A data warehouse is a system used to store data. The data can then be queried using a query language like SQL.
Data mining, on the other hand, is a process. This can be part of the process of getting data into a data warehouse, but more commonly, it describes the process of accessing data already stored in a data warehouse to discover patterns, correlations, and find actionable insights.
What are the key elements required for a data warehouse?
To have a fully functional data warehouse you need to have at least the following elements;
• Data pipeline or an ETL process to get data into a data warehouse
• Data warehousing software (BigQuery, Snowflake, etc.)
• Schema of how the data is being transferred, modified, and stored
• A business intelligence tool for accessing data (Looker, Tableau, Power BI)
What is the purpose of a data warehouse?
Joining data from various sources
When sending data into a data warehouse, there should always be an ID/key that is also found in some other source/table. This can be a user ID, campaign ID, order ID, or something else. This then enables you to answer questions like;
• How many leads from [campaign X, experiment Y, source Z] converted into paying customers, and what is their LTV?
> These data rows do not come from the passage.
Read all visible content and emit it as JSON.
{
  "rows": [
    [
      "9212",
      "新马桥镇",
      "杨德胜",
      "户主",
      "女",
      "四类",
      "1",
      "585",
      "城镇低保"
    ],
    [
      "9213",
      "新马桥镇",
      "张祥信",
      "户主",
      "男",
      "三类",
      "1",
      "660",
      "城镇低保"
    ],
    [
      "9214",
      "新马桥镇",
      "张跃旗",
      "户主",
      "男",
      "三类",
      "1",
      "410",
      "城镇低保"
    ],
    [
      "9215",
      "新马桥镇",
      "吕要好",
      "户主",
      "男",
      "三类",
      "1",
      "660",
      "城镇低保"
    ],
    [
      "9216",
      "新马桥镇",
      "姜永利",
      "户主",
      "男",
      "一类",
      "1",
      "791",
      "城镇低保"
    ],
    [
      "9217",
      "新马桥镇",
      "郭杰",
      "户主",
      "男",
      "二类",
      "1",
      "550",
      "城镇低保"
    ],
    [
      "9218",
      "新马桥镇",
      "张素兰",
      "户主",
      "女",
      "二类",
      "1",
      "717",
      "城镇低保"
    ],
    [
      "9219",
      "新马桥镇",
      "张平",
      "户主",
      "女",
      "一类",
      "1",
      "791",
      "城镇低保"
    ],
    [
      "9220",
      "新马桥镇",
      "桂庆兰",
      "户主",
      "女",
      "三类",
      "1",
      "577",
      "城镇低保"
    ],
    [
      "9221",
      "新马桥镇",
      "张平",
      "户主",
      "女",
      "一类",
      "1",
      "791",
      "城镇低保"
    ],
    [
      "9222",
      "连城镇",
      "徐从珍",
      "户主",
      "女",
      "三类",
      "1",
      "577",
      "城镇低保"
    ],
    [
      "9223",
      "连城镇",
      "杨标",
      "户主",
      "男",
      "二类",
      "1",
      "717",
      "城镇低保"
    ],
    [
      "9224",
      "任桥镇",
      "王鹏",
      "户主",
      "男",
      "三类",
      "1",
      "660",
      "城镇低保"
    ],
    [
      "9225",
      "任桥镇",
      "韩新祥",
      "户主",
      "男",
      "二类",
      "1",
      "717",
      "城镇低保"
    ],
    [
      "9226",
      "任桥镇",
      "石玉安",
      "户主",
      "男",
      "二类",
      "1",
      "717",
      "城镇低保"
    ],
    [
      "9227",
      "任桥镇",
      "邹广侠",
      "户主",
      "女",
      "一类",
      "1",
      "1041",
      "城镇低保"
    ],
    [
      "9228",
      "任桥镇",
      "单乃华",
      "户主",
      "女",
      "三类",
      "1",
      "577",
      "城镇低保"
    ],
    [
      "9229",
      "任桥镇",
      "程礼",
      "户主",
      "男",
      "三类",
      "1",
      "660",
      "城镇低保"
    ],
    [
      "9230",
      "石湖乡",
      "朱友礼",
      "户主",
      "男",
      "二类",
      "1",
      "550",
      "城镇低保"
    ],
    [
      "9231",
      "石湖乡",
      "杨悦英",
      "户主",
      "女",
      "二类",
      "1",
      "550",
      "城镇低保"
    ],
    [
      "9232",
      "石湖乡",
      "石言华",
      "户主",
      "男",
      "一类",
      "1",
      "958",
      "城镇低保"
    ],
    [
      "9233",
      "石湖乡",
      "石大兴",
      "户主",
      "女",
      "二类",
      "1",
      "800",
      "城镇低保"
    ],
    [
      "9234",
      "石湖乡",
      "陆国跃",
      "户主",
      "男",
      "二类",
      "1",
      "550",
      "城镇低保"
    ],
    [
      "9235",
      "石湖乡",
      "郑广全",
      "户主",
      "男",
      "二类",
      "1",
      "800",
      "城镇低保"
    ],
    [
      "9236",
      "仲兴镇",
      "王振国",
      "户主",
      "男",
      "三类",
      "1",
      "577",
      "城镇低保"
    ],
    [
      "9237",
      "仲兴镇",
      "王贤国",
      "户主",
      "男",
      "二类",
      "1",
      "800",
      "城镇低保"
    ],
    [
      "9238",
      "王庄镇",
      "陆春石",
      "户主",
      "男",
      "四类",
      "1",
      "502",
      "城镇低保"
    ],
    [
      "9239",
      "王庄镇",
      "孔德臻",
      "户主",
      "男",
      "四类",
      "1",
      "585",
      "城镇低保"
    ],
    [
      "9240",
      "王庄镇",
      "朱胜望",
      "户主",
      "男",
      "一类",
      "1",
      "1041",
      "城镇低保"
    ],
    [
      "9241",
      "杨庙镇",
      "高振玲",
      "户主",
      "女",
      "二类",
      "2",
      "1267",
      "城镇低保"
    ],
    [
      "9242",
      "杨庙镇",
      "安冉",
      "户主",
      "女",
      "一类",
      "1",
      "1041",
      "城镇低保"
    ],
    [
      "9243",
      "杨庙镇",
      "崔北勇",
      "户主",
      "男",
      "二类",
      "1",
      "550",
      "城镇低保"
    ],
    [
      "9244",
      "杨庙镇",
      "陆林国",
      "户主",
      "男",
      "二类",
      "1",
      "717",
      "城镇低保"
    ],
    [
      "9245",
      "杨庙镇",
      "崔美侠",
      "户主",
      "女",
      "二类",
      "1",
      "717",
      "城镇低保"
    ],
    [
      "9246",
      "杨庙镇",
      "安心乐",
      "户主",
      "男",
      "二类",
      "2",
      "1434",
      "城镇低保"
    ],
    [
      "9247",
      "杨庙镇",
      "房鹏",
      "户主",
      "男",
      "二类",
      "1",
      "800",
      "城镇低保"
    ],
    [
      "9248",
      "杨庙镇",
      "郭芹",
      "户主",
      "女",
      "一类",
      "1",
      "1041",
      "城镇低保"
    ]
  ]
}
• What is the churn rate from a specific traffic source or user segment? How does it compare with other traffic sources or segments?
• What are all of the touchpoints for a specific user or a (high-value) user segment? (ad, email, website, support chat, phone call, etc.)
You can define your metrics
In Google Analytics (and many other tools) you will start collecting data after you define a metric. If you change a metric, you will start collecting from that moment on with no view on the historical data.
If you have all the data available in your data warehouse, you can define your metrics, KPIs, goals, and funnels on the go. Modify them to your liking and immediately create a report based on your historical data. This helps you to answer questions like;
• What is the conversion rate of each step in an alternative funnel that I didn’t define before?
• What is the conversion rate for each traffic channel for specific user action, that I didn’t define as a goal?
Gain access to unsampled and unaggregated data
Google Analytics and many other tools aggregate data based on how they see fit. This includes how they define a conversion, conversion rate, session, bounce rate, etc. In many cases, this is not how the business itself would define them. I.e. the use of session vs. user for calculating metrics.
• Websites that receive lots of traffic are also affected by sampling.
• This means the reports you are looking at aren't based on 100% of the sessions (collected data), it may be an estimate based on say 5% of the data.
• With a data warehouse, there is no sampling. This helps you answer questions like;
Advanced dashboards and automated reports
With data warehousing, you can define metrics in your own way. This means that you can also use those metrics to build interactive dashboards, automated reports, and other types of visualizations/presentations based on your data. This allows you to build reports/dashboards for;
• Monitoring your A/B testing program, including data from Google Analytics, testing tools, and the back-end data.
• General business performance, including data from various sources, funnels with touchpoints in different platforms, etc.
• Specialized reports such as LTV, churn, user journey, etc.
Monitoring, machine learning, and other clever use cases
With a data warehouse, you have access to raw hit-level data, often in (near) real-time. This is the kind of data you can use for monitoring systems or building machine learning for things like marketing automation and product recommendations.
Some ideas;
• Use machine learning to detect the traits of high LTV customers. Show ads and send customized marketing messages to this audience.
• Configure a real-time monitoring system to detect changes in any critical metric. (i.e. alert you if the conversion rate for a specific device goes down)
• Use data from GA and other sources to show/send more accurate product recommendations.